Against such a backdrop, China-EU relations have greater strategic importance. The two boast great potential in closer cooperation and development opportunities in the digital environment. Since the outbreak of the COVID-19 pandemic, leaders from China and European countries have held many virtual meetings, expressing their sincere wish to deepen bilateral cooperation in digital technologies and the digital economy.

The EU advocates digital sovereignty and China calls on countries to respect one another's cyber sovereignty. Both emphasize that individual countries should play a larger role in digital governance. Despite differences and competition in a number of fields, China and the EU have great cooperation potential to unlock.
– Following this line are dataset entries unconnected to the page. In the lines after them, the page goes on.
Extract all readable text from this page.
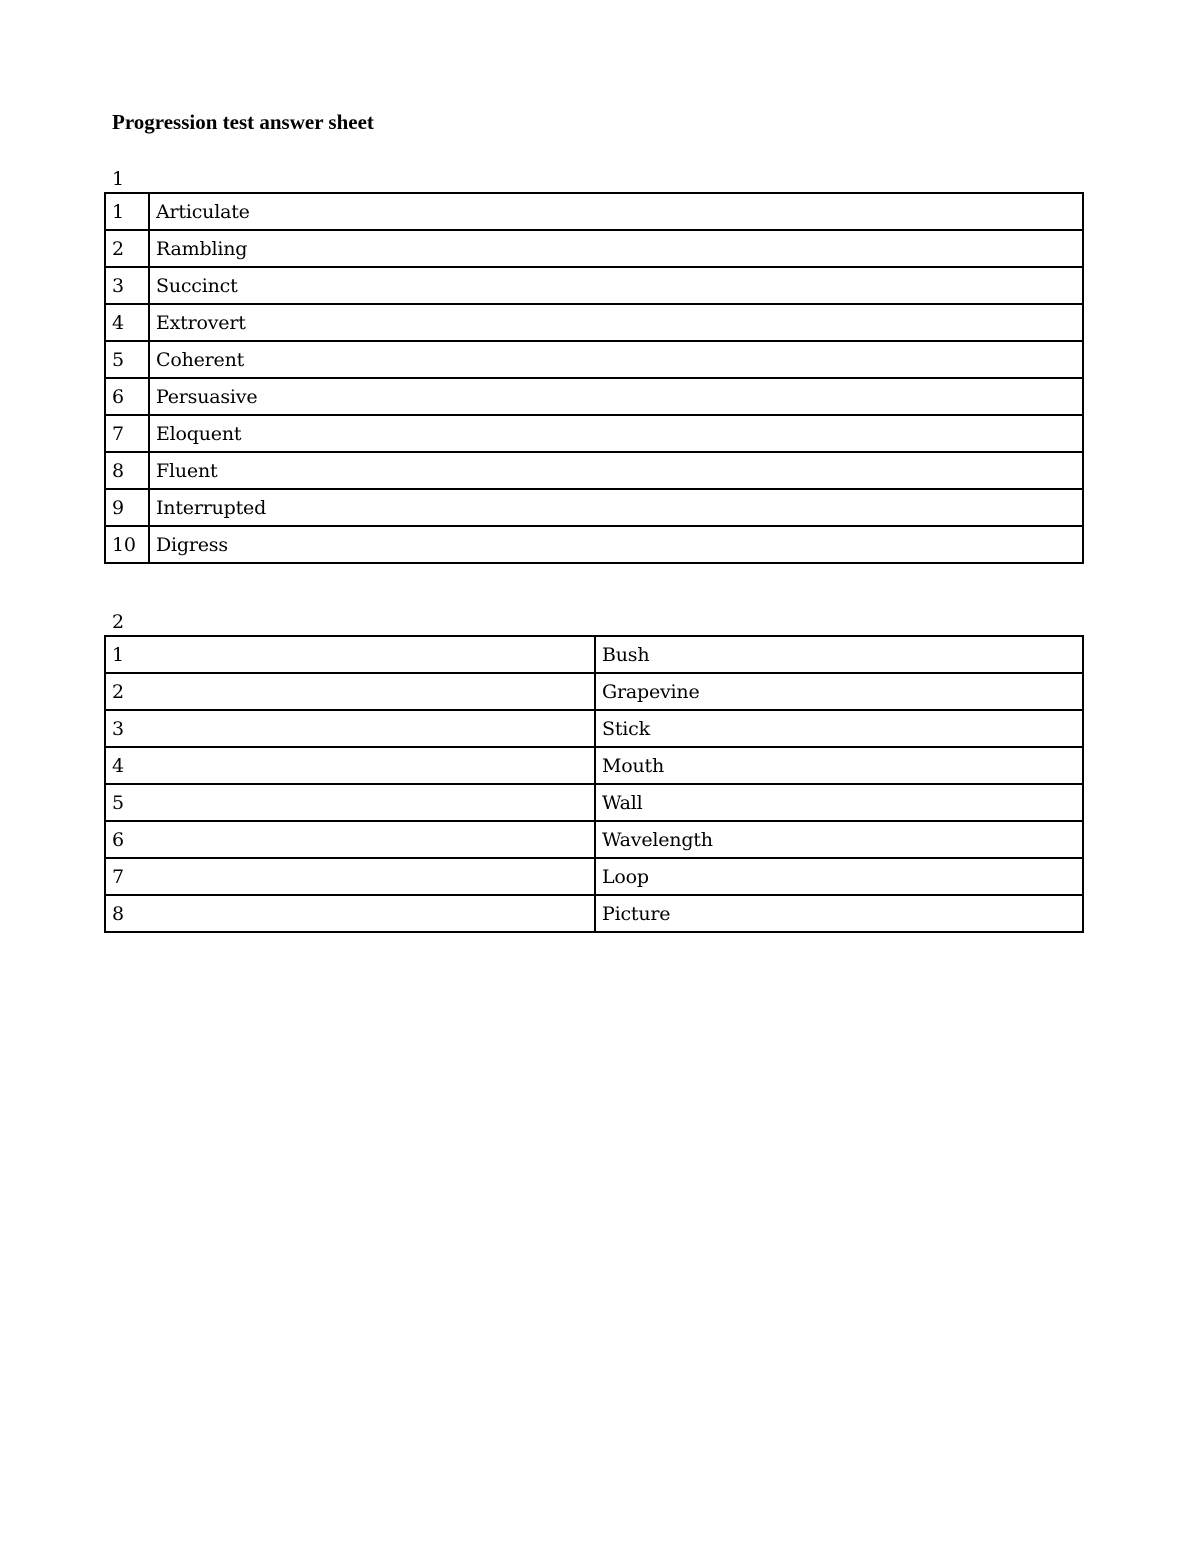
Progression test answer sheet
1
1	Articulate
2	Rambling
3	Succinct
4	Extrovert
5	Coherent
6	Persuasive
7	Eloquent
8	Fluent
9	Interrupted
10	Digress
2
1	Bush
2	Grapevine
3	Stick
4	Mouth
5	Wall
6	Wavelength
7	Loop
8	Picture
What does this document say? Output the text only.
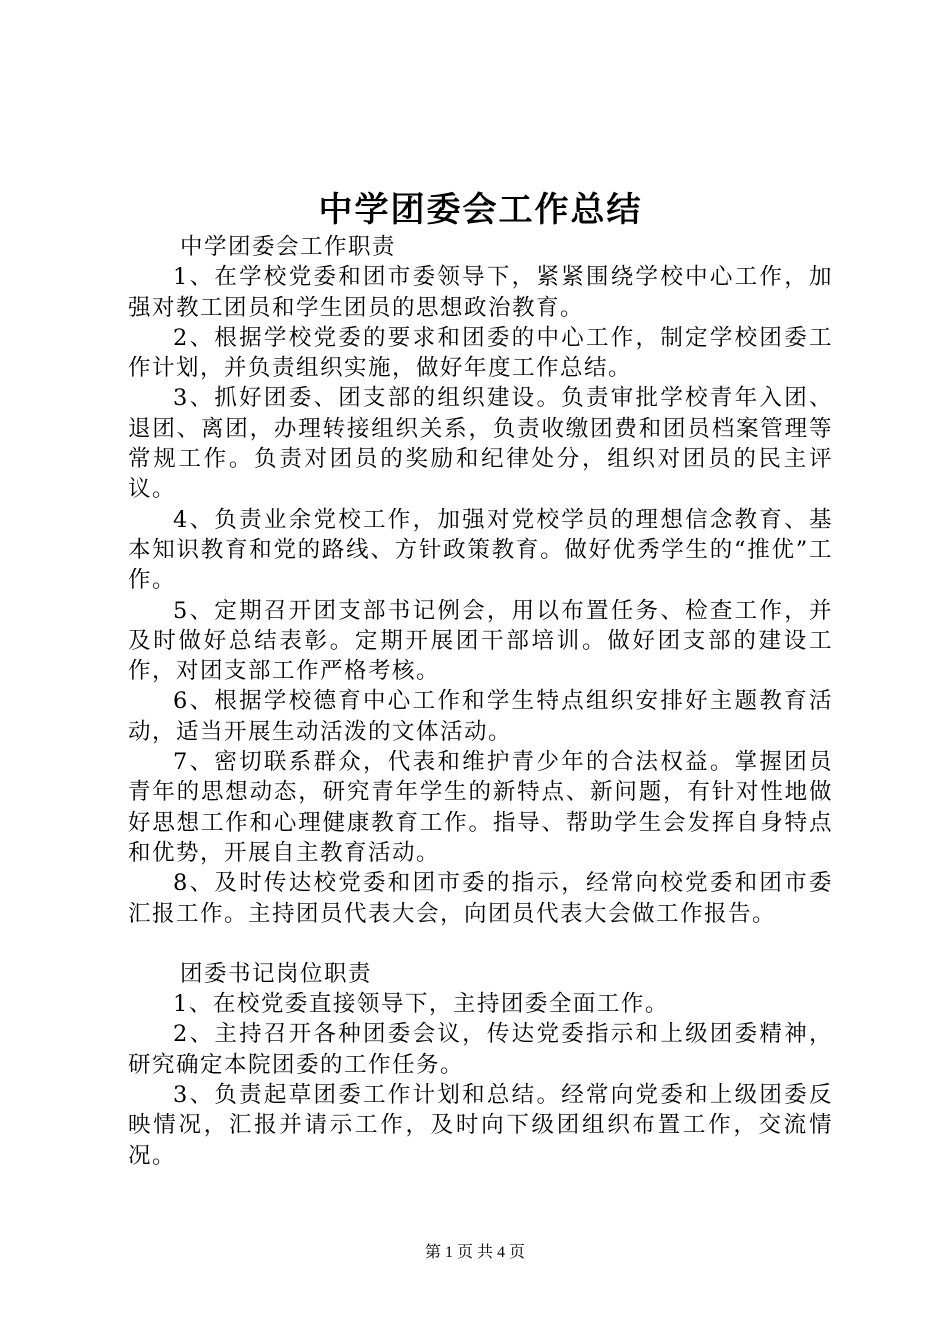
中学团委会工作总结

中学团委会工作职责

1、在学校党委和团市委领导下，紧紧围绕学校中心工作，加强对教工团员和学生团员的思想政治教育。

2、根据学校党委的要求和团委的中心工作，制定学校团委工作计划，并负责组织实施，做好年度工作总结。

3、抓好团委、团支部的组织建设。负责审批学校青年入团、退团、离团，办理转接组织关系，负责收缴团费和团员档案管理等常规工作。负责对团员的奖励和纪律处分，组织对团员的民主评议。

4、负责业余党校工作，加强对党校学员的理想信念教育、基本知识教育和党的路线、方针政策教育。做好优秀学生的“推优”工作。

5、定期召开团支部书记例会，用以布置任务、检查工作，并及时做好总结表彰。定期开展团干部培训。做好团支部的建设工作，对团支部工作严格考核。

6、根据学校德育中心工作和学生特点组织安排好主题教育活动，适当开展生动活泼的文体活动。

7、密切联系群众，代表和维护青少年的合法权益。掌握团员青年的思想动态，研究青年学生的新特点、新问题，有针对性地做好思想工作和心理健康教育工作。指导、帮助学生会发挥自身特点和优势，开展自主教育活动。

8、及时传达校党委和团市委的指示，经常向校党委和团市委汇报工作。主持团员代表大会，向团员代表大会做工作报告。

团委书记岗位职责

1、在校党委直接领导下，主持团委全面工作。

2、主持召开各种团委会议，传达党委指示和上级团委精神，研究确定本院团委的工作任务。

3、负责起草团委工作计划和总结。经常向党委和上级团委反映情况，汇报并请示工作，及时向下级团组织布置工作，交流情况。

第 1 页 共 4 页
Major-country relations in the digital age are entering a new phase. Centering on science and technology leadership, digital trade rules and cyberspace security codes, major-country competition will become increasingly intense and be bestowed with greater meaning. However, the digital age won't change the geopolitical nature of country, nor will it change the logic of the traditional strength-based power game as stated in international politics. What it changes is the organization and pattern of actions by countries and the content and means of major-country competition. As the power of digital technologies quietly but fiercely shocks existing boundaries and defenses, the reshaping of international rules and order will gradually unfold and proceed on the global stage. Competition between the world's major countries will expand to more areas and get increasingly complex, which requires more refined responses.

The author is a research fellow and head of the national security division of the Institute of World Economics and Politics at the Chinese Academy of Social Sciences. The author contributed this article to China Watch, a think tank powered by China Daily. The views do not necessarily reflect those of China Daily.